In the examples you give there are systemic differences between the environments but it isn’t clear to me how the update is handled “locally” for environments that give the same predictions for all observed actions but diverge in the future, which seems sticky to me in practice.
I think I see what I was confused about, which is that there is a specific countable family of properties, and these properties are discrete, so you aren’t worried about locally distinguishing between hypotheses.
I mean distinguishing between hypotheses that give very similar predictions—like the difference between a coin coming up heads 50% vs. 51% of the time.
As I said in my other comment, I think the assumption that you have discrete hypotheses is what I was missing.
Though for any countable set of hypotheses, you can expand that set by prepending some finite number of deterministic outcomes for the first several actions. The limit of this expansion is still countable, and the set of hypotheses that assign probability 1 to your observations is the same at every time step. I’m confused in this case about (1) whether or not this set of hypotheses is discrete and (2) whether hypotheses with shorter deterministic prefixes assign enough probability to allow meaningful inference in this case anyway.
I may mostly be confused about more basic statistical inference things that don’t have to do with this setting.
I am confused about how the mechanisms and desiderata you lay out here can give meaningful differences of prediction over complete spaces of environments. Maybe it is possible to address this problem separately.
In particular, imagine the following environments:
E1: the outcome is deterministically 0 at even time steps and 1 at odd time steps.
E2: the outcome is deterministically 0 at even time steps up to step 100 and 1 at odd time steps up to step 100, then starts to be drawn randomly based on some uncomputable process.
E3: the outcome is drawn deterministically based on the action taken in a way which happens to give 0 for the first 100 even step actions and 1 for the odd step actions.
All of these deterministically predict all of the first 200 observations with probability 1. I have an intuition that if you get that set of 200 observations, you should be favoring E1, but I don’t see how your update rule makes that possible without some prior measure over environments or some notion of Occam’s Razor.
In the examples you give there are systemic differences between the environments but it isn’t clear to me how the update is handled “locally” for environments that give the same predictions for all observed actions but diverge in the future, which seems sticky to me in practice.
I think I see what I was confused about, which is that there is a specific countable family of properties, and these properties are discrete, so you aren’t worried about locally distinguishing between hypotheses.
Can you elaborate on what you meant by locally distinguishing between hypotheses?
I mean distinguishing between hypotheses that give very similar predictions—like the difference between a coin coming up heads 50% vs. 51% of the time.
As I said in my other comment, I think the assumption that you have discrete hypotheses is what I was missing.
Though for any countable set of hypotheses, you can expand that set by prepending some finite number of deterministic outcomes for the first several actions.
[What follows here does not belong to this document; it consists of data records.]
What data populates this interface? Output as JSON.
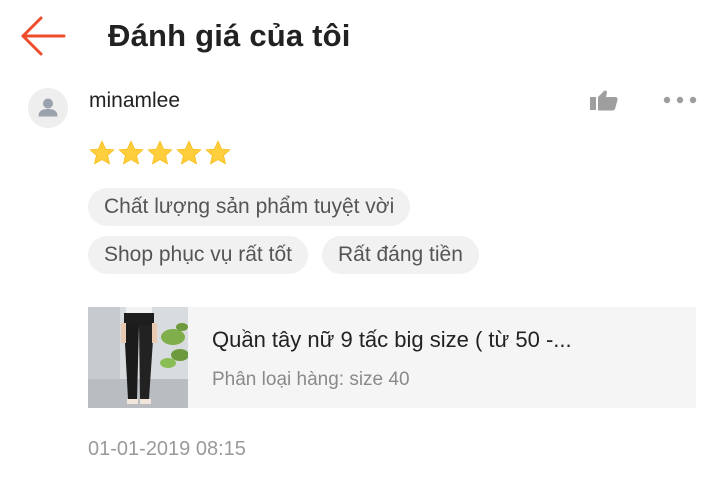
{
  "header": {
    "title": "Đánh giá của tôi",
    "back_icon": "arrow-left-icon"
  },
  "review": {
    "avatar_icon": "user-avatar-icon",
    "username": "minamlee",
    "like_icon": "thumbs-up-icon",
    "more_icon": "more-dots-icon",
    "rating": 5,
    "rating_max": 5,
    "tags": [
      "Chất lượng sản phẩm tuyệt vời",
      "Shop phục vụ rất tốt",
      "Rất đáng tiền"
    ],
    "product": {
      "name": "Quần tây nữ 9 tấc big size ( từ 50 -...",
      "variant": "Phân loại hàng: size 40"
    },
    "timestamp": "01-01-2019 08:15"
  },
  "colors": {
    "accent": "#ee4d2d",
    "star": "#ffce3d",
    "tag_bg": "#f1f1f1",
    "card_bg": "#f5f5f5"
  }
}
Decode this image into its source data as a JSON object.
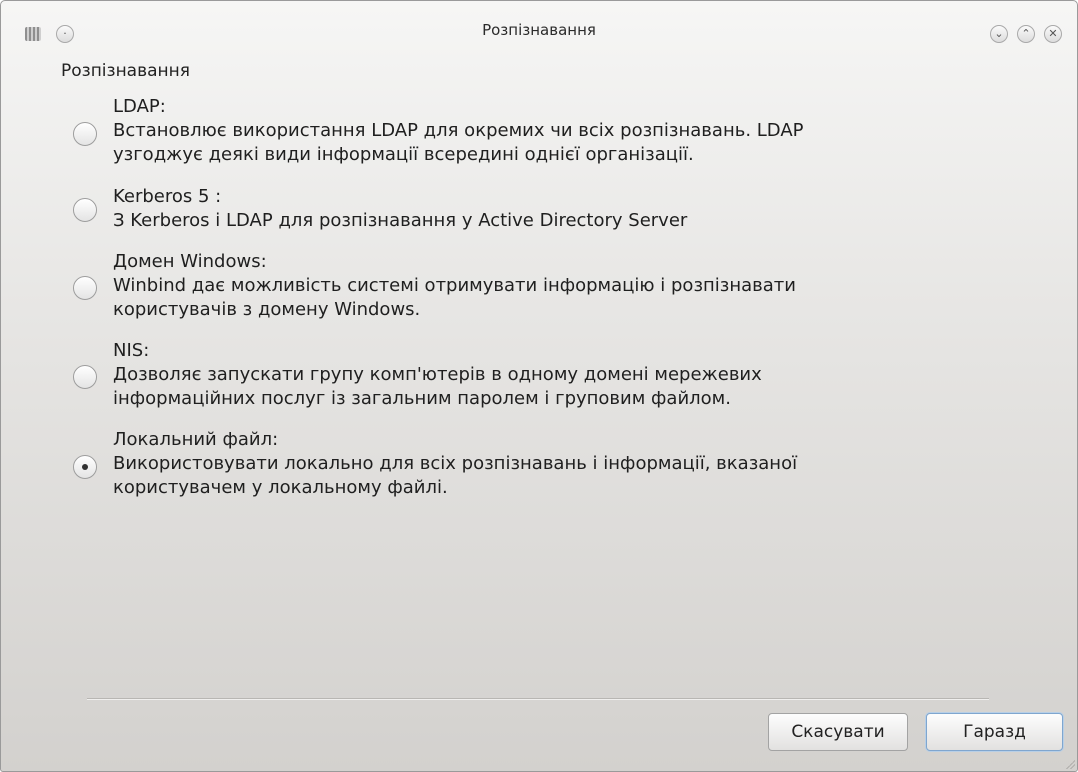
{
  "window": {
    "title": "Розпізнавання",
    "app_icon": "drive-icon",
    "menu_icon": "dot-circle-icon",
    "controls": {
      "minimize_icon": "chevron-down-icon",
      "maximize_icon": "chevron-up-icon",
      "close_icon": "close-icon",
      "minimize_glyph": "⌄",
      "maximize_glyph": "⌃",
      "close_glyph": "✕",
      "menu_glyph": "·"
    }
  },
  "group": {
    "label": "Розпізнавання"
  },
  "options": [
    {
      "title": "LDAP:",
      "line1": "Встановлює використання LDAP для окремих чи всіх розпізнавань. LDAP",
      "line2": "узгоджує деякі види інформації всередині однієї організації.",
      "selected": false
    },
    {
      "title": "Kerberos 5 :",
      "line1": "З Kerberos і LDAP для розпізнавання у Active Directory Server",
      "line2": "",
      "selected": false
    },
    {
      "title": "Домен Windows:",
      "line1": "Winbind дає можливість системі отримувати інформацію і розпізнавати",
      "line2": "користувачів з домену Windows.",
      "selected": false
    },
    {
      "title": "NIS:",
      "line1": "Дозволяє запускати групу комп'ютерів в одному домені мережевих",
      "line2": "інформаційних послуг із загальним паролем і груповим файлом.",
      "selected": false
    },
    {
      "title": "Локальний файл:",
      "line1": "Використовувати локально для всіх розпізнавань і інформації, вказаної",
      "line2": "користувачем у локальному файлі.",
      "selected": true
    }
  ],
  "buttons": {
    "cancel_label": "Скасувати",
    "ok_label": "Гаразд"
  },
  "colors": {
    "background_top": "#f6f6f5",
    "background_bottom": "#d3d1ce",
    "text": "#1f1f1f",
    "default_button_border": "#7fa6cf"
  }
}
The limit of this expansion is still countable, and the set of hypotheses that assign probability 1 to your observations is the same at every time step. I’m confused in this case about (1) whether or not this set of hypotheses is discrete and (2) whether hypotheses with shorter deterministic prefixes assign enough probability to allow meaningful inference in this case anyway.
I may mostly be confused about more basic statistical inference things that don’t have to do with this setting.